Friday, July 25, 2008

On replacing a bad system

Advocates of reform often make the mistake of reducing capitalism to a logical structure rather than seeing it "holistically" — as a dynamic process. Even as they note its continued evolution, when they talk about changing it, their interest tends to focus on parts and wholes, on mechanical interactions. Hence, they usually assume it will be a massive job from the standpoint of some mythical observer.

That it might conceivably be more of a chain reaction having "emergent properties," where individuals and groups all begin to adopt a massively coherent response at around the same time (without warning or even having a clear picture) analogous to, say, a flock of birds leaping suddenly into flight — is perhaps not so intuitively obvious.
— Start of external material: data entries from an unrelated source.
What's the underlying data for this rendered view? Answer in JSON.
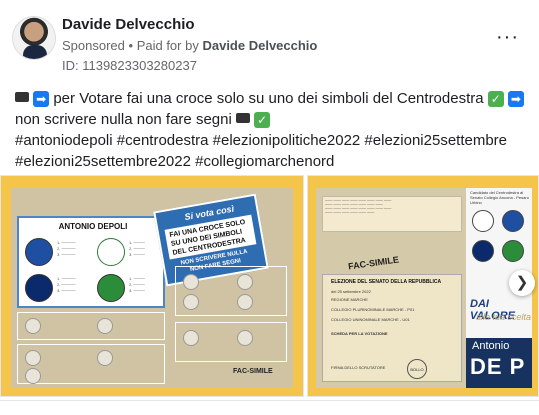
{
  "header": {
    "name": "Davide Delvecchio",
    "sponsored": "Sponsored",
    "paid_for_prefix": "Paid for by",
    "paid_for_by": "Davide Delvecchio",
    "library_id": "ID: 1139823303280237",
    "more_icon": "more-options-icon"
  },
  "post": {
    "line1_text": "per Votare fai una croce solo su uno dei simboli del Centrodestra",
    "line1b_text": "non scrivere nulla non fare segni",
    "hashtags1": "#antoniodepoli #centrodestra #elezionipolitiche2022 #elezioni25settembre",
    "hashtags2": "#elezioni25settembre2022 #collegiomarchenord"
  },
  "carousel": {
    "card1": {
      "candidate": "ANTONIO DEPOLI",
      "callout_title": "Si vota così",
      "callout_text": "FAI UNA CROCE SOLO SU UNO DEI SIMBOLI DEL CENTRODESTRA",
      "callout_bottom": "NON SCRIVERE NULLA NON FARE SEGNI",
      "facsimile": "FAC-SIMILE",
      "logo_fdi": "MELONI",
      "logo_lega": "LEGA SALVINI",
      "logo_fi": "FORZA ITALIA",
      "logo_nm": "NOI MODERATI"
    },
    "card2": {
      "facsimile": "FAC-SIMILE",
      "form_title": "ELEZIONE DEL SENATO DELLA REPUBBLICA",
      "form_date": "del 25 settembre 2022",
      "form_region": "REGIONE MARCHE",
      "form_college": "COLLEGIO PLURINOMINALE MARCHE - P01",
      "form_uninominal": "COLLEGIO UNINOMINALE MARCHE - U01",
      "form_card": "SCHEDA PER LA VOTAZIONE",
      "form_sign": "FIRMA DELLO SCRUTATORE",
      "stamp": "BOLLO",
      "panel_title": "Candidato del Centrodestra al Senato Collegio Ancona - Pesaro Urbino",
      "panel_vote": "DAI VALORE",
      "panel_vote2": "alla tua scelta",
      "panel_first": "Antonio",
      "panel_last": "DE P"
    },
    "next_icon": "chevron-right-icon"
  }
}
Yet it was to just such a torrential outpouring of public opinion that the rigid Leninist bureaucracies of the former Soviet system fell.

This suggests that it might be more useful to understand social change as a continuum of similar patterns that start with some not very sophisticated model and work their way up the scale of complexity to various all-encompassing models, with social change as a question of degree more than of kind. We might then be able to perceive possibilities and even opportunities we might otherwise have overlooked.

Such is arguably the case with a recent New Yorker article by Elizabeth Kolbert. She starts with a detailed account of a successful windmill project on the Nantucket-size Danish island of Sams and counterposes this to a broadly planetary emphasis with an analysis of the Swiss "2,000-Watt Society," focused on the concept of globally sustainable technology. What makes this article interesting is that its argument is sufficiently "whole cloth" that we can borrow from it to draw still more radical (social) conclusions relative to replacing capitalism with socialism. The following four propositions serve to illustrate how this might work.

1) Citing the prediction that eventual damage from climate change will amount to simply wiping out at least five percent of global Gross Domestic Product (GDP) each year, and "if a wider range of risks and impacts is taken into account," that figure could "rise to 20 percent of GDP or more," Kolbert begins with a detailed, concrete description of the island of Sams's successful transition to the use of wind power in providing for its local economy's energy needs. This particular energy reform's distinctive characteristic was in its design: the islanders themselves drove the process. For several years, the project remained the brainchild of its "father," Sren Hermansen, but once it caught on in 1997, it snowballed and rapidly transformed the island economy's energy infrastructure. Kolbert cites an observation by Hermansen that "the hard work starts [with] convincing the first movers to be active."

In a parallel sense, the "first movers" of a socialist revolution are not really its theoreticians (those who self-consciously adopt an object grounded in a set of principles) but those sectors of the working class whose needs, interests and activities are functionally socialist. But whether or not one makes such a distinction, active first movers have to get the ball rolling. Thus, making socialists is an absolutely necessary first step in making a socialist revolution.

(2) On a more abstract plane, exploring issues similar to those that led to the Sams wind-energy project, Kolbert reports that "scientists affiliated with the Swiss Federal Institute of Technology asked themselves what level of energy would be sustainable, not just for an island or a small European nation, but for the entire world. Answering this question led them to found the 2,000-Watt Society." According to a former director of the project, Roland Stulz, the Society "is not a program of a hard life. It is not what we call Grtel schnallen (belt tightening), it's not starving, it's not having less comfort or fun." It is about treating the future as a global common project of human creation. Again, from a still broader perspective, when we rethink our basic assumptions, we are rethinking the future.

(3) Former director of the 2,000-Watt Society Dieter Imboden told Kolbert that as a scientist he could see no technical barriers to creating a two-thousand-watt world. "Nothing has to be reinvented — for an engineer it's not even a challenge." But what does require changing is how people think of themselves. In the analogous socialist context, Imboden's conclusion remains intact: "The problems of the 21st century pose a different, qualitative kind of problem — a paradigm change in the role of science for our society."

(4) "It usually makes sense," Roland Stulz told Kolbert, "to become more intelligent in any human activity. As the former Saudi Arabian oil minister Sheikh Yamani once said, the Stone Age didn't end because there were no more stones. It ended because people became more intelligent."

This is as true for a socialist revolution with its overarching concepts as for a windmill project in a small Danish island community. We might therefore convincingly argue that more than anything else, a socialist revolution has to rest on most people re-learning the ancient survival art of tapping into their own native intelligence.